I think this is just about one of the cheekiest things I’ve read on here!!!! Her daughter, her pens, her wall!!

Do not give this batshit woman a single fucking cent!!!!

Saddler · 31/10/2019 23:16

She's either winding you up or this isn't true surely??

MoonlightDancer · 31/10/2019 23:23

@Saddler not a wind up and is true.

Didn't want to ask friends as don't want it to turn into Chinese whispers...just wanted to know if I was being unreasonable in not wanting to pay for paint for someone's feature wall.

I knew deep down but then had a little doubt thinking I should have been keeping an eye on her too anyway I know for definite now I am not paying any money to her and just putting it in my remember when you were pregnant/newborn days madness when we get together in a few years time I have another friend I am storing these moments up with Grin

OP posts:
Saddler · 31/10/2019 23:24

I've read all your posts now and you've handled it well. Surely she'll get the message now

Samosaurus · 31/10/2019 23:31

I’m glad your DH has got his head screwed on - sounds like you would have paid up straightaway if it wasn’t for him! Your responses have been good though, trying to keep things light-hearted. Hopefully she’ll soon seen that she’s acted like a bit of a twerp! Agree with the pp though, this could have happened at anytime since the walls were painted on Monday.

BlankTimes · 31/10/2019 23:31

Who's to say that her daughter drew on the wall while the mother was making tea? She could have done it at another time.

This ^^

OP, you said you heard the daughter rummaging through the toys, if you could hear her rummaging, she wasn't drawing on the walls.

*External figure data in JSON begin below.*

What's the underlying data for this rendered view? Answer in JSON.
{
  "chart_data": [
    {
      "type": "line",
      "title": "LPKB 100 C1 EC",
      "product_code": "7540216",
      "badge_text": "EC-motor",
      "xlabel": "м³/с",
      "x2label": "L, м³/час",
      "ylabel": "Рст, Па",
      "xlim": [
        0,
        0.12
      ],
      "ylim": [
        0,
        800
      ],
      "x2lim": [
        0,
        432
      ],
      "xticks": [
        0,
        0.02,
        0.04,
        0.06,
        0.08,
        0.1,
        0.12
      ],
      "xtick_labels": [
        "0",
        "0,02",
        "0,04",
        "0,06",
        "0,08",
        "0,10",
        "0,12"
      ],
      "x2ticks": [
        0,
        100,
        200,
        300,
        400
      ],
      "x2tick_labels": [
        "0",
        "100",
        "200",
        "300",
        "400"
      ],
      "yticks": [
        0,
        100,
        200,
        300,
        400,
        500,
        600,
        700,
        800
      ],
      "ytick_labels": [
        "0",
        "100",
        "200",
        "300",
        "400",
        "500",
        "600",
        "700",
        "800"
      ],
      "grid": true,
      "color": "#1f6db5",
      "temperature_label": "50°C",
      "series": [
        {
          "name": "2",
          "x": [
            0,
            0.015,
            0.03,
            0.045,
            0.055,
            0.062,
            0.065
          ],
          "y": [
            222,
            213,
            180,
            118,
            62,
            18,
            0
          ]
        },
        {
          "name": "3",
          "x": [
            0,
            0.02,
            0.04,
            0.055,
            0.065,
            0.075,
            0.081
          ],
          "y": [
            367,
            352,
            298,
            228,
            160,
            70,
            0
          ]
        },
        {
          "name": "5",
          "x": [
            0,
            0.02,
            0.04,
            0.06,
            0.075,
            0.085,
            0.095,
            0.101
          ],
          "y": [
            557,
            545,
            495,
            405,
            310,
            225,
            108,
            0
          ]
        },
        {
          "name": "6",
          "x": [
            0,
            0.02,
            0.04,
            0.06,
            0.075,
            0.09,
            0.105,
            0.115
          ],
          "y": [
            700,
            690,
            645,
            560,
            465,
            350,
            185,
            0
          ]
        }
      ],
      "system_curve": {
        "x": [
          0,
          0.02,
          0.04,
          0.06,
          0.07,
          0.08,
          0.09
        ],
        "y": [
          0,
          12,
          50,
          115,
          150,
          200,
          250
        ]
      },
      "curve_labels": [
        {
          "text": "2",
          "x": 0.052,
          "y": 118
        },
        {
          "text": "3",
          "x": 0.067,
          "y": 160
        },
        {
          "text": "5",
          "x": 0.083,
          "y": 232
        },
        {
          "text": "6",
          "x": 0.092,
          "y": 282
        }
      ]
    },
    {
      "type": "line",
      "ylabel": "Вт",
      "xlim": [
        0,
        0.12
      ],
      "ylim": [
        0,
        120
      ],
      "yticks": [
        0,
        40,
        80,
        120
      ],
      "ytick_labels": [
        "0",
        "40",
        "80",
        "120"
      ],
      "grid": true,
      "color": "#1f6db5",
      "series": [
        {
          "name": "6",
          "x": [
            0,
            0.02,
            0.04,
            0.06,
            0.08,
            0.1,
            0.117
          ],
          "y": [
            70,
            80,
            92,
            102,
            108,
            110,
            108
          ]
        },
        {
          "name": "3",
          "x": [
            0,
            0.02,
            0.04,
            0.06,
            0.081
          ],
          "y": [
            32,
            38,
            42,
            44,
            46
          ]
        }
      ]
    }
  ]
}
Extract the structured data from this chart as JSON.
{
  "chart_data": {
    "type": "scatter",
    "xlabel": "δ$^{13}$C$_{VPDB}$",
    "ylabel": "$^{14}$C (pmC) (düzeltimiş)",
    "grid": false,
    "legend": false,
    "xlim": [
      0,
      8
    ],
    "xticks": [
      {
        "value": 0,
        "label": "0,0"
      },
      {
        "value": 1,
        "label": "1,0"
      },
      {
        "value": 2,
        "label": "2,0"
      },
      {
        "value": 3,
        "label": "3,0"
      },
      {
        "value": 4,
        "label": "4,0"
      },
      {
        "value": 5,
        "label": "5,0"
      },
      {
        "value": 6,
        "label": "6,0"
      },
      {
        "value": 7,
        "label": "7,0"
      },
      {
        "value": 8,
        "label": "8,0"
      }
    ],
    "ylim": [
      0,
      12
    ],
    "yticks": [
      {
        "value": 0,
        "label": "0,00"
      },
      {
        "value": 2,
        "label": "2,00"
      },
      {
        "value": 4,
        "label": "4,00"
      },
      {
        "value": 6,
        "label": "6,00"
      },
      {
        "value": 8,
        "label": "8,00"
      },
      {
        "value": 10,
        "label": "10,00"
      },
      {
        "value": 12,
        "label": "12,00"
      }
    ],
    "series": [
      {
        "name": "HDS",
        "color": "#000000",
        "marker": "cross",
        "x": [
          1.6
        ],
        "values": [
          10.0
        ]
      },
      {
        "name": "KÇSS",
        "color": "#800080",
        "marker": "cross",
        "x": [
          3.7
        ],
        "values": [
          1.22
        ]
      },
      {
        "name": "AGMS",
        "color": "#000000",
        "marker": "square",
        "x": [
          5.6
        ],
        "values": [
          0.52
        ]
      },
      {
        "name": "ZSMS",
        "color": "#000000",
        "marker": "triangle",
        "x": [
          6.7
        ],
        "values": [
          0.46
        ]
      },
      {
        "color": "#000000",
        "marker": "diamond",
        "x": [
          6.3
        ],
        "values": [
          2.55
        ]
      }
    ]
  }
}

Nillynally · 31/10/2019 23:31

@CalmdownJanet perfect response! I'm saving this for future use.

RainingFrogsAndHats · 31/10/2019 23:33

You send good texts OP

JasonPollack · 31/10/2019 23:38

Excellent response @MoonlightDancer. Hopefully she'll sleep on it and realise how ridiculous she's being. Having a newborn does not lend itself to rationality!

JollyHolly30 · 31/10/2019 23:39

Good text OP. I'm glad you've seen sense. I honestly think I would have deleted my MN account if you'd paid her a single penny.

CSIblonde · 31/10/2019 23:45

A dab of washing up liquid on some kitchen roll & it's sorted. Her having crayons & pens in easy access is her problem not yours. Common sense to keep them out of reach when not in use!

MoonlightDancer · 31/10/2019 23:46

Thanks all...my DH wanted me to be a little more direct (he's always saying I'm too soft) but I'm wary of sending texts/emails as you never quite know how it comes across. Don't want to make a scene as there's no need to I think he's annoyed as I've doubted myself.

Like I say I'm storing these moments for when I get pregnant Grin She hasn't responded so I'm hoping she's seen sense now.

If she comes back to me will update you all but hopefully peace has been restored as it nears the end of Halloween!

OP posts:
angieloumc · 31/10/2019 23:47

Gosh how cheeky is she? Hope your text to her brings her to her senses.